UPTOWN — After two post-Election Day weeks of counting votes in a race with razor-thin margins, Ald. James Cappleman held onto his seat in the 46th Ward by just 25 votes.
After tallying mail-in ballots, provisional ballots and overseas ballots, Cappleman maintained a razor-thin lead over Marianne Lalonde, according to unofficial final election results from the Chicago Board of Elections.
The results won’t be officially certified until Thursday, but all of the ballots have been counted. In an even closer race, Ald. Deb Mell lost her re-election bid by just 13 votes.
“I’m feeling pretty good,” said Cappleman on Tuesday.
Although Cappleman believes that Lalonde will challenge the vote totals, Cappleman feels confident the results will be upheld.
“My attorney with decades of experience has never seen success in changing the outcome when there is a differential of 30-plus votes,” he said. “But everyone has a right to do what they think is best.”
Lalonde could not be reached for comment on Tuesday.
Cappleman received over 44 percent of the vote total in the February election, forcing him into a runoff. He seemed to be on solid ground, but on April 2, as vote totals started rolling in, it became apparent it would be a tight race.
“It’s going to be a nail-biter,” he said on election night. “Aren’t elections fun?”
What was supposed to be a victory party turned into weeks of waiting for the Chicago Board of Elections to certify all remaining ballots.
With Lalonde garnering 49.89 percent of the vote total, Cappleman knows he has work to do to appease voters who went against him this time around.
“I’ll continue to focus on moving this ward forward in a way that benefits everyone,” he said.
Cappleman said affordable housing will continue to be at the forefront of his mind, but the close election result won’t change how he operates.
“I’m in agreement [with Lalonde] that we need to continue to bring more affordable housing to the ward,” he said. “This ward ranks number one with the most government housing in the city, no ward comes close. Under my leadership we have brought in even more government housing, and I’m going to continue to do that.”
Cappleman said he especially wants to focus on the lowest earners, living on Supplemental Security Income.

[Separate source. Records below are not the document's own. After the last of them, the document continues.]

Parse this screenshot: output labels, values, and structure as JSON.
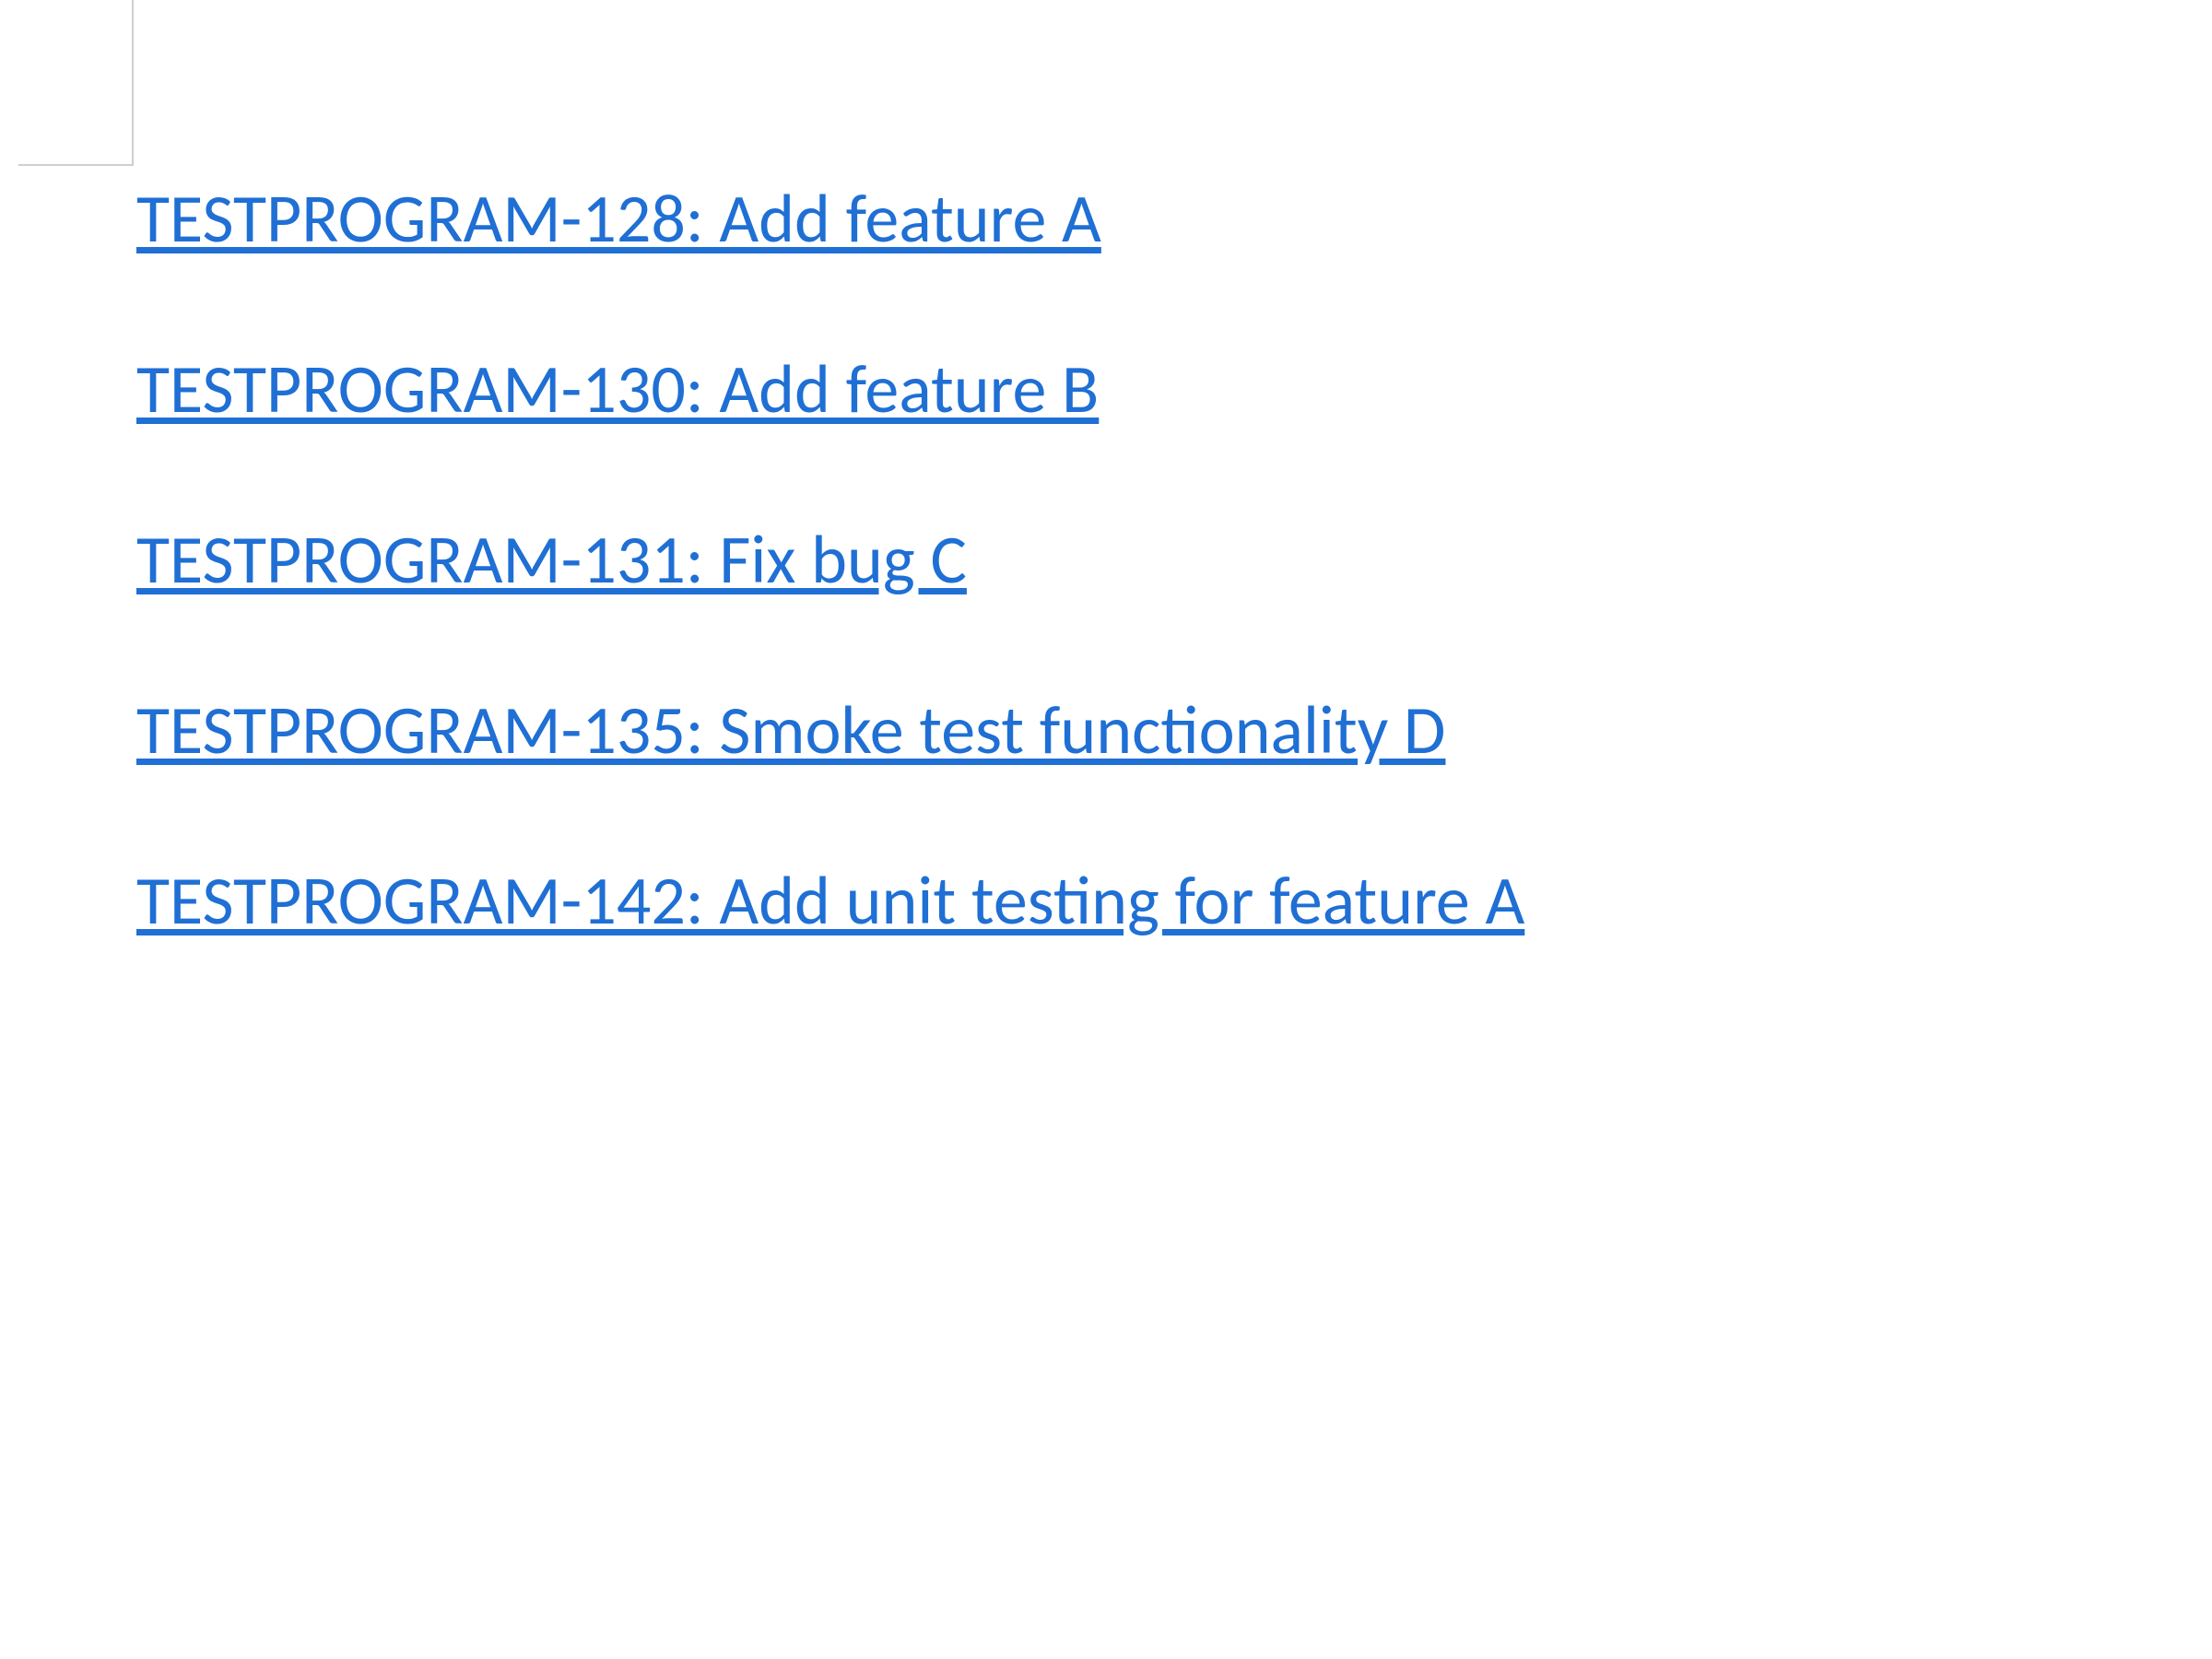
{
  "tickets": [
    {
      "text": "TESTPROGRAM-128: Add feature A"
    },
    {
      "text": "TESTPROGRAM-130: Add feature B"
    },
    {
      "text": "TESTPROGRAM-131: Fix bug C"
    },
    {
      "text": "TESTPROGRAM-135: Smoke test functionality D"
    },
    {
      "text": "TESTPROGRAM-142: Add unit testing for feature A"
    }
  ],
  "colors": {
    "link": "#1f6fd4",
    "border": "#cfcfcf",
    "background": "#ffffff"
  }
}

Those individuals are bringing in only $771 a month and their rent shouldn’t exceed $257 a month, according to Cappleman.
“Right now that doesn’t exist in the state of Illinois. It has to be subsidized,” he said.
Cappleman lamented the soaring price of rent in the city and throughout the country. He said he was looking forward to working with his colleagues and Mayor-elect Lori Lightfoot to address what is quickly becoming a housing crisis.
During the race, Lalonde attacked Cappleman for his handling of Lincoln Yards. She also accused him of cowing to developers, an accusation that Cappleman vehemently denies.
Cappleman attacked Laldone’s inexperience and lack of time in the ward. He ran on his record of bringing business to the ward and making Uptown a safer place to live.